Compact Representation of Automata and Algorithms for its xBWT

Serikzhan Kazi
University of Helsinki
PhD Application Talk
Monday, 19 May 2014
The celebrated Burrows-Wheeler Transform (BWT) has been applied to objects of increasing complexity, from strings through trees to certain types of directed acyclic graphs (DAG), called prefix-range sorted automata. The algorithmic significance of (Extended)BWT – xBWT – is that it enables one to search for a sub-path anchored anywhere in the tree or DAG – not only in its root or source vertex. We construct an automaton that stores (without redundancy) a collection of genotypes and known genetic variation. Its xBWT, then, is consulted during variation calling to (quickly) decide whether the found variation is known or new.
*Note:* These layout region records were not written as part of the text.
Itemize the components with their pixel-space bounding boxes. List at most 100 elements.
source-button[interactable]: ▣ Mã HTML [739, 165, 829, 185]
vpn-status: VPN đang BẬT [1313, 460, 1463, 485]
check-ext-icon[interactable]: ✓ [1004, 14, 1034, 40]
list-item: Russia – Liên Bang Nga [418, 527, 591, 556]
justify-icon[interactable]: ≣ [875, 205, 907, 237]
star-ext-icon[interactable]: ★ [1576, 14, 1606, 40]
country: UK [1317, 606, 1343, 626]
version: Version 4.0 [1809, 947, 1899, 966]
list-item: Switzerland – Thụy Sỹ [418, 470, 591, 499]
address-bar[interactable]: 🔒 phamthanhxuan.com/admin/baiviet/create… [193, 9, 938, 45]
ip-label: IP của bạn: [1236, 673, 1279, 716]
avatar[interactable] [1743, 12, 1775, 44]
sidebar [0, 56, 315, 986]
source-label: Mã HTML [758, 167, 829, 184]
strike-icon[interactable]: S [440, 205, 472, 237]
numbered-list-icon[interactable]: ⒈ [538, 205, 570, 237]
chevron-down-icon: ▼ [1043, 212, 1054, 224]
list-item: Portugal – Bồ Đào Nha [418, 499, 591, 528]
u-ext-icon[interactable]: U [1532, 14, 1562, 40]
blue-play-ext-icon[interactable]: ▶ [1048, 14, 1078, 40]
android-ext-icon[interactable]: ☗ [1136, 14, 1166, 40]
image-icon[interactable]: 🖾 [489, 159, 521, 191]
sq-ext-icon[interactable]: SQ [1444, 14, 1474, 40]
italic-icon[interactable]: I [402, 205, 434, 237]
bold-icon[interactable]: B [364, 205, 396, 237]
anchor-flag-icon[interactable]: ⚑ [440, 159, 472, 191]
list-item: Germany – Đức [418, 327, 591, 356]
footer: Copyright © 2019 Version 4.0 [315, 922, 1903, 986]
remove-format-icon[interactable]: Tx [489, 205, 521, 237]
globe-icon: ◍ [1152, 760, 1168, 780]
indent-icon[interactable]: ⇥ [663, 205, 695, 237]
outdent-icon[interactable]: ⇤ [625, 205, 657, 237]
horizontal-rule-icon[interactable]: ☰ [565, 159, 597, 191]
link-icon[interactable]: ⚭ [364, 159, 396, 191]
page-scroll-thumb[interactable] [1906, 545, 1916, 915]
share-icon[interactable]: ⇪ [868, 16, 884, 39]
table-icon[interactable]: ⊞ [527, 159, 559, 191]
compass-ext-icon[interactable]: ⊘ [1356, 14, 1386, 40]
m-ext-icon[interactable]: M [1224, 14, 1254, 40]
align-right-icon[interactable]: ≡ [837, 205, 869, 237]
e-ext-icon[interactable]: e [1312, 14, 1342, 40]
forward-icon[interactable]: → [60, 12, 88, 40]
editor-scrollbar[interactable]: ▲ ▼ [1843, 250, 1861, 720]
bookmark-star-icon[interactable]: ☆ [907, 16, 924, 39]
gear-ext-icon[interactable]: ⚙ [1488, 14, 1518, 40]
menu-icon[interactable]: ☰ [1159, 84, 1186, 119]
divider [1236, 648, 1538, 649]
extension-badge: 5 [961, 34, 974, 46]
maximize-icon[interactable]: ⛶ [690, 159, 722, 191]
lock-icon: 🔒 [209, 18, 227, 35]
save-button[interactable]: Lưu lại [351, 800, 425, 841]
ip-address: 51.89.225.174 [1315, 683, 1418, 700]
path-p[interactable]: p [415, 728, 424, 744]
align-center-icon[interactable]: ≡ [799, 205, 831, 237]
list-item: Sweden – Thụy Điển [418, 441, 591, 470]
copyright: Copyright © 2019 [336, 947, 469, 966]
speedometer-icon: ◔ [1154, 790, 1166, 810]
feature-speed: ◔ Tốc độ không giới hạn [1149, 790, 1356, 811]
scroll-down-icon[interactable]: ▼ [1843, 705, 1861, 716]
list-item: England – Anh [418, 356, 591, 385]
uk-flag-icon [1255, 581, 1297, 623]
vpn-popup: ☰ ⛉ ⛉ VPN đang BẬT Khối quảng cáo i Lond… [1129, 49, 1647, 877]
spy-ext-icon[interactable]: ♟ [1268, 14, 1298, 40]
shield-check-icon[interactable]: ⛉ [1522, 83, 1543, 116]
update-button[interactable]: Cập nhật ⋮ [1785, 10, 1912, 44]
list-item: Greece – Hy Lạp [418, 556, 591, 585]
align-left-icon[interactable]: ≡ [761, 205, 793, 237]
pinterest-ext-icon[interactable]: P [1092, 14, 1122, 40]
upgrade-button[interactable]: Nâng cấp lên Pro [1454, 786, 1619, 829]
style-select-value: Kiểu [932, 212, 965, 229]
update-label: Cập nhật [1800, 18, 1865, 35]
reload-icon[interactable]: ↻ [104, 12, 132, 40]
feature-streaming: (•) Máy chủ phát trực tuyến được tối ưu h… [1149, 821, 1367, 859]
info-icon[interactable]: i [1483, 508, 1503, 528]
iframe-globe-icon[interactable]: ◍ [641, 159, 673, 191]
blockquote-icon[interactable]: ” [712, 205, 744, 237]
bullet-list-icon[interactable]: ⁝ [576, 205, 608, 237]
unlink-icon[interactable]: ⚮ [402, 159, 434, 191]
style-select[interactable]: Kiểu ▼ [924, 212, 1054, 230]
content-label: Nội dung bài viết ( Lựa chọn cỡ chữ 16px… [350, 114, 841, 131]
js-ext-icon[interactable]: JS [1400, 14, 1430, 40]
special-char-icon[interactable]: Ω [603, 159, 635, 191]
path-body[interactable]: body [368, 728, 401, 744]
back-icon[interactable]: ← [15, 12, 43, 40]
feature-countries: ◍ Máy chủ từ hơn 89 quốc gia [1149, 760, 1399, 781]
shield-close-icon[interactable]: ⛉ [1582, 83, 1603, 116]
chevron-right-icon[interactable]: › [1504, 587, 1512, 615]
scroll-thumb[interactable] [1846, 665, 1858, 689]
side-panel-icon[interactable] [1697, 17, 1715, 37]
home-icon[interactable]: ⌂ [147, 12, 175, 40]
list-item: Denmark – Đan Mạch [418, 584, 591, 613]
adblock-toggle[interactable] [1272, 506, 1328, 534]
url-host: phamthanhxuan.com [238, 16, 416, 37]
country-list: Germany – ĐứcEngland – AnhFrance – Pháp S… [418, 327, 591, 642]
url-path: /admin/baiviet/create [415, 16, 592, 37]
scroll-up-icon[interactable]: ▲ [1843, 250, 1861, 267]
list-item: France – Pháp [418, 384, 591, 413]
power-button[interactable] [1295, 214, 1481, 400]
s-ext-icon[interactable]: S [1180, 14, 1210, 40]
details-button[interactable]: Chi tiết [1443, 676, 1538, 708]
We propose and implement a rank/select-based representation of such an automaton, plus two algorithms for building its xBWT table. The first – distributed – algorithm resembles most-significant-digit radix-sort, the second – sequential – is rather conceptual and is nothing but Karp-Miller-Rosenberg naming.

We also believe that our illustrated worked example contributes towards understanding by a wider audience of seemingly mysterious workings of backward search.

The work was supported by a contract with ALGODAN (Finland) and Finnish Center of Excellence in Cancer Genetics Research.